Overall, long-term micro- and nano-plastics emissions are insufficiently taken into account. For example, landfilling usually puts an end to the life of plastic in most papers and flow schemes, although it has been clearly demonstrated to be an important source of plastic particles emissions^[22]. Most environmental assessments are currently based on lifecycle analysis, a range of methodologies still waiting for the required consensus on the long-term fate and impacts of plastic particles to account for plastic particles' impacts^[23]. To compensate for such current limitations in lifecycle assessments, a conservative particulate plastic footprint has recently been proposed^[24]. It represents the amount of plastic that ends up in the environment, namely the initial mass of a plastic item minus the amount whose polymeric structure is completely broken down into small molecules (such as carbon dioxide and water) through incineration, for example. This metric plastic particulate footprint could be reported as an elementary flow alongside other indicators such as the carbon footprint. It would enable to create and rely on a complete source-to-sink flow diagram of micro- and nano-plastics. Such a plastic particulate footprint would improve our ability to better weigh up the benefits of alternative solutions, and the overall decision-making process for mitigating plastic pollution.
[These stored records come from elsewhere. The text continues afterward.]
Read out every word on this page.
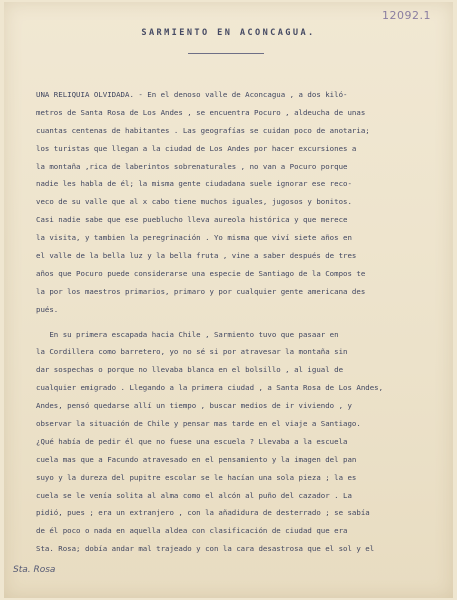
12092.1
SARMIENTO EN ACONCAGUA.
UNA RELIQUIA OLVIDADA. - En el denoso valle de Aconcagua , a dos kiló-
metros de Santa Rosa de Los Andes , se encuentra Pocuro , aldeucha de unas
cuantas centenas de habitantes . Las geografías se cuidan poco de anotaria;
los turistas que llegan a la ciudad de Los Andes por hacer excursiones a
la montaña ,rica de laberintos sobrenaturales , no van a Pocuro porque
nadie les habla de él; la misma gente ciudadana suele ignorar ese reco-
veco de su valle que al x cabo tiene muchos iguales, jugosos y bonitos.
Casi nadie sabe que ese pueblucho lleva aureola histórica y que merece
la visita, y tambien la peregrinación . Yo misma que viví siete años en
el valle de la bella luz y la bella fruta , vine a saber después de tres
años que Pocuro puede considerarse una especie de Santiago de la Compos te
la por los maestros primarios, primaro y por cualquier gente americana des
pués.
En su primera escapada hacia Chile , Sarmiento tuvo que pasaar en
la Cordillera como barretero, yo no sé si por atravesar la montaña sin
dar sospechas o porque no llevaba blanca en el bolsillo , al igual de
cualquier emigrado . Llegando a la primera ciudad , a Santa Rosa de Los Andes,
Andes, pensó quedarse allí un tiempo , buscar medios de ir viviendo , y
observar la situación de Chile y pensar mas tarde en el viaje a Santiago.
¿Qué había de pedir él que no fuese una escuela ? Llevaba a la escuela
cuela mas que a Facundo atravesado en el pensamiento y la imagen del pan
suyo y la dureza del pupitre escolar se le hacían una sola pieza ; la es
cuela se le venía solita al alma como el alcón al puño del cazador . La
pidió, pues ; era un extranjero , con la añadidura de desterrado ; se sabía
de él poco o nada en aquella aldea con clasificación de ciudad que era
Sta. Rosa; dobía andar mal trajeado y con la cara desastrosa que el sol y el
Sta. Rosa
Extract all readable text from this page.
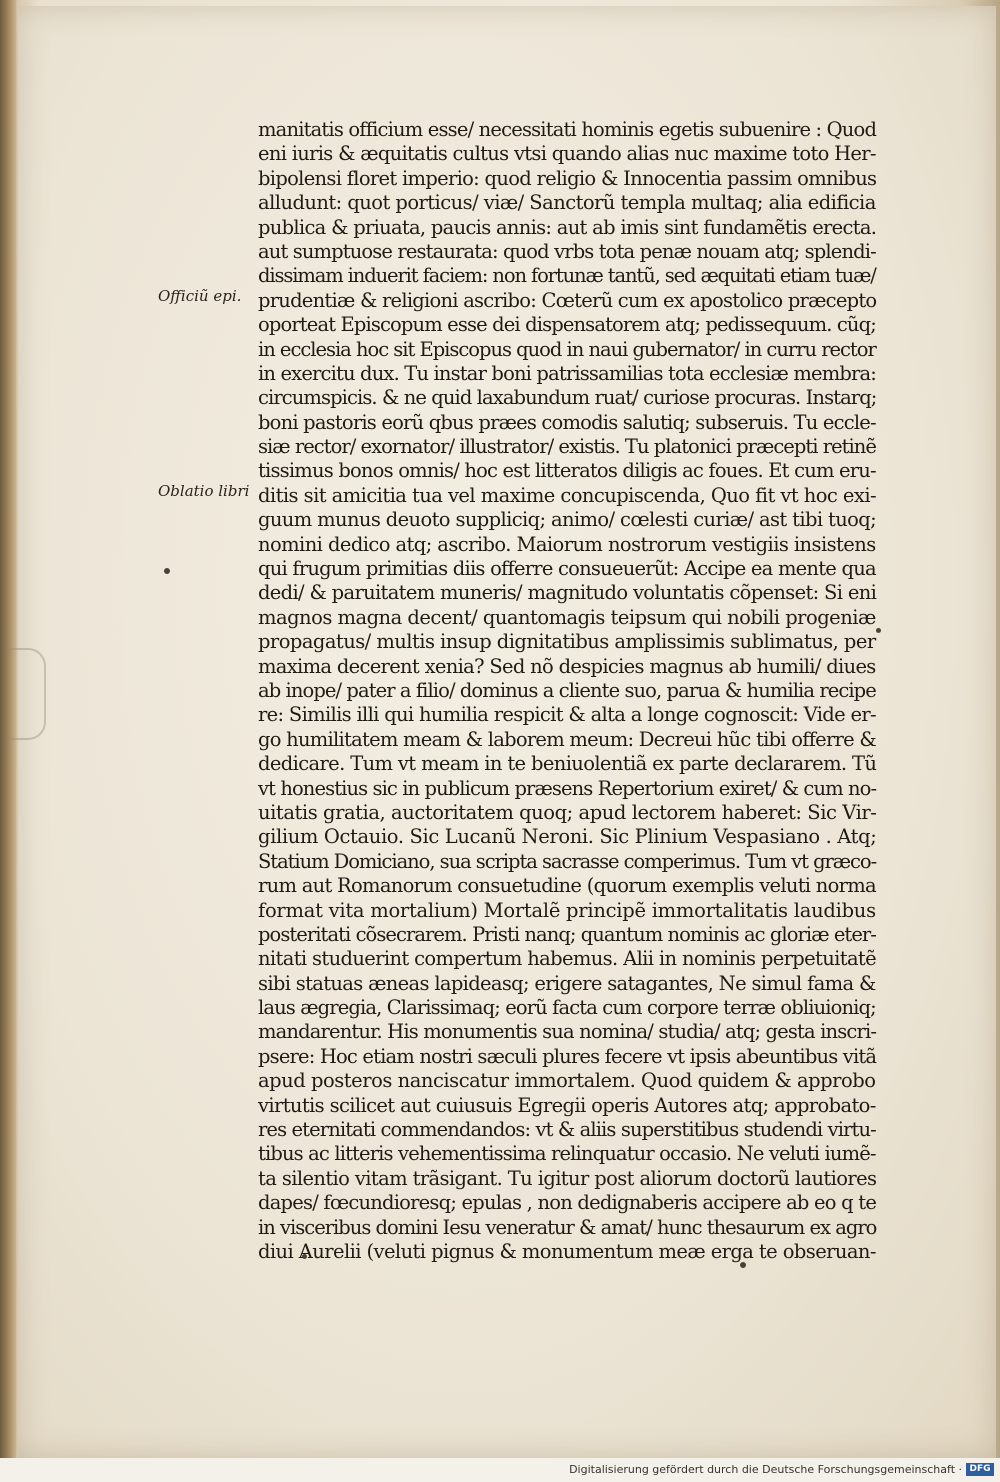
Officiũ epi.
Oblatio libri
manitatis officium esse/ necessitati hominis egetis subuenire : Quod
eni iuris & æquitatis cultus vtsi quando alias nuc maxime toto Her-
bipolensi floret imperio: quod religio & Innocentia passim omnibus
alludunt: quot porticus/ viæ/ Sanctorũ templa multaq; alia edificia
publica & priuata, paucis annis: aut ab imis sint fundamẽtis erecta.
aut sumptuose restaurata: quod vrbs tota penæ nouam atq; splendi-
dissimam induerit faciem: non fortunæ tantũ, sed æquitati etiam tuæ/
prudentiæ & religioni ascribo: Cœterũ cum ex apostolico præcepto
oporteat Episcopum esse dei dispensatorem atq; pedissequum. cũq;
in ecclesia hoc sit Episcopus quod in naui gubernator/ in curru rector
in exercitu dux. Tu instar boni patrissamilias tota ecclesiæ membra:
circumspicis. & ne quid laxabundum ruat/ curiose procuras. Instarq;
boni pastoris eorũ qbus præes comodis salutiq; subseruis. Tu eccle-
siæ rector/ exornator/ illustrator/ existis. Tu platonici præcepti retinẽ
tissimus bonos omnis/ hoc est litteratos diligis ac foues. Et cum eru-
ditis sit amicitia tua vel maxime concupiscenda, Quo fit vt hoc exi-
guum munus deuoto suppliciq; animo/ cœlesti curiæ/ ast tibi tuoq;
nomini dedico atq; ascribo. Maiorum nostrorum vestigiis insistens
qui frugum primitias diis offerre consueuerũt: Accipe ea mente qua
dedi/ & paruitatem muneris/ magnitudo voluntatis cõpenset: Si eni
magnos magna decent/ quantomagis teipsum qui nobili progeniæ
propagatus/ multis insup dignitatibus amplissimis sublimatus, per
maxima decerent xenia? Sed nõ despicies magnus ab humili/ diues
ab inope/ pater a filio/ dominus a cliente suo, parua & humilia recipe
re: Similis illi qui humilia respicit & alta a longe cognoscit: Vide er-
go humilitatem meam & laborem meum: Decreui hũc tibi offerre &
dedicare. Tum vt meam in te beniuolentiã ex parte declararem. Tũ
vt honestius sic in publicum præsens Repertorium exiret/ & cum no-
uitatis gratia, auctoritatem quoq; apud lectorem haberet: Sic Vir-
gilium Octauio. Sic Lucanũ Neroni. Sic Plinium Vespasiano . Atq;
Statium Domiciano, sua scripta sacrasse comperimus. Tum vt græco-
rum aut Romanorum consuetudine (quorum exemplis veluti norma
format vita mortalium) Mortalẽ principẽ immortalitatis laudibus
posteritati cõsecrarem. Pristi nanq; quantum nominis ac gloriæ eter-
nitati studuerint compertum habemus. Alii in nominis perpetuitatẽ
sibi statuas æneas lapideasq; erigere satagantes, Ne simul fama &
laus ægregia, Clarissimaq; eorũ facta cum corpore terræ obliuioniq;
mandarentur. His monumentis sua nomina/ studia/ atq; gesta inscri-
psere: Hoc etiam nostri sæculi plures fecere vt ipsis abeuntibus vitã
apud posteros nanciscatur immortalem. Quod quidem & approbo
virtutis scilicet aut cuiusuis Egregii operis Autores atq; approbato-
res eternitati commendandos: vt & aliis superstitibus studendi virtu-
tibus ac litteris vehementissima relinquatur occasio. Ne veluti iumẽ-
ta silentio vitam trãsigant. Tu igitur post aliorum doctorũ lautiores
dapes/ fœcundioresq; epulas , non dedignaberis accipere ab eo q te
in visceribus domini Iesu veneratur & amat/ hunc thesaurum ex agro
diui Aurelii (veluti pignus & monumentum meæ erga te obseruan-
Digitalisierung gefördert durch die Deutsche Forschungsgemeinschaft · DFG
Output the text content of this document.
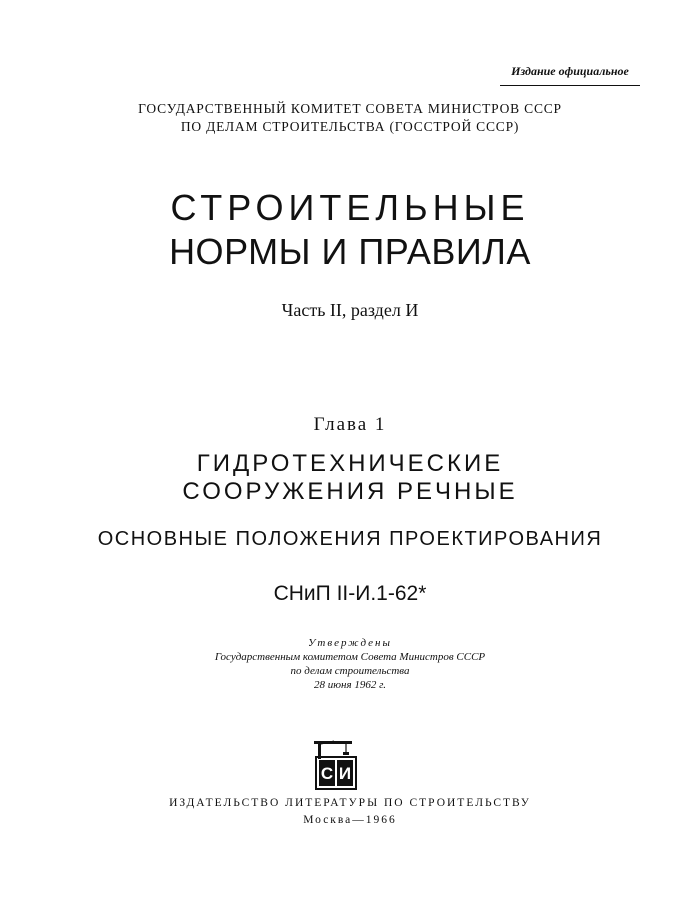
Издание официальное
ГОСУДАРСТВЕННЫЙ КОМИТЕТ СОВЕТА МИНИСТРОВ СССР
ПО ДЕЛАМ СТРОИТЕЛЬСТВА (ГОССТРОЙ СССР)
СТРОИТЕЛЬНЫЕ
НОРМЫ И ПРАВИЛА
Часть II, раздел И
Глава 1
ГИДРОТЕХНИЧЕСКИЕ
СООРУЖЕНИЯ РЕЧНЫЕ
ОСНОВНЫЕ ПОЛОЖЕНИЯ ПРОЕКТИРОВАНИЯ
СНиП II-И.1-62*
Утверждены
Государственным комитетом Совета Министров СССР
по делам строительства
28 июня 1962 г.
С И
ИЗДАТЕЛЬСТВО ЛИТЕРАТУРЫ ПО СТРОИТЕЛЬСТВУ
Москва—1966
In conclusion, plastic use is deeply embedded in the global agri-food system and is likely to grow further with population increases, resource limitations, agrochemical regulations, climate change, and technological innovations. No miracle technology is likely to significantly curb our current pharaonic and ever increasing plastic consumption to save the next generation. Therefore it is now essential to reassess our relationship with plastic by moving beyond the misleading "carbon footprint and waste management" framework. Since eliminating the accumulated microplastics from our environment, soil, food, and bodies is an unrealistic hope, the irreversibility of plastic pollution requires a precautionary approach. This means putting an end to the widespread use of a material whose both safety for future generations and benefit for the current generation have not been proven. It is clearly time to take action instead of demanding, looking for, and waiting for further knowledge on the complex impacts of aged plastic particles. We must urgently start a thorough review of our strategy by naming and framing the plastic particle footprint in our practices. Such naming and framing is necessary to understand efficient pathways toward mitigating plastic pollution and discussing the essentiality of plastic. This will create transparency, empowering stakeholders to make informed choices and drive demand for responsible plastic use. This effort is particularly important for the agri-food sector, which is the largest consumer of plastic.
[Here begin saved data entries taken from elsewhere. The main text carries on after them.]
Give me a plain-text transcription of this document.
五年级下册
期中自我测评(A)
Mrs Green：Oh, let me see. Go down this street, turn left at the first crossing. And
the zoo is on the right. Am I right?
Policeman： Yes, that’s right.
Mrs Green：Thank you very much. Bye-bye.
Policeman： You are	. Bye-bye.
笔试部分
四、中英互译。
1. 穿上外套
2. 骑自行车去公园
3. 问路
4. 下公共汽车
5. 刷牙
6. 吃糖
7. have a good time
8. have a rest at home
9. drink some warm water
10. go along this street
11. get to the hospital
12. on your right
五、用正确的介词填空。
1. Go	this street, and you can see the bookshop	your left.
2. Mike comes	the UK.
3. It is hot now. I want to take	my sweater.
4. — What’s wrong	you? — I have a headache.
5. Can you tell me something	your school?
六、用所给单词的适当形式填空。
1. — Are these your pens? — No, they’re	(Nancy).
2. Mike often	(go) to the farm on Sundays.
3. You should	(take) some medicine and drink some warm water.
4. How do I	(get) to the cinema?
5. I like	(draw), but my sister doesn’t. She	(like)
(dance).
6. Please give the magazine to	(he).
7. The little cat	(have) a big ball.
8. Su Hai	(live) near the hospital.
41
Agroecology and organic production systems promise sustainable agriculture and healthier, less contaminated food^[25]. These sectors could therefore be appropriate for initiating such a change and go beyond the usual minor worldwide stipulations regarding the collection and downcycling of plastic mulch films and plastic packaging. Assessing the plastic particle footprint of agroecological and organic production practices, whether conventional or innovative, would enable us to re-evaluate the role of plastic, raise awareness and transparency among producers and consumers, develop fair arbitration in favor of essential plastics, and revise the current plastic legislation. Efforts to name and frame the plastic particle footprint would pave the way for a transparent review of strategies in many other sectors. Decisions in favor of agricultural innovations and transitional technologies that deserve to increase our plastic particulate footprint must, in return be accompanied by cross-sector trade-offs to put an end to pollution that is not justified by any improvement in human wellbeing.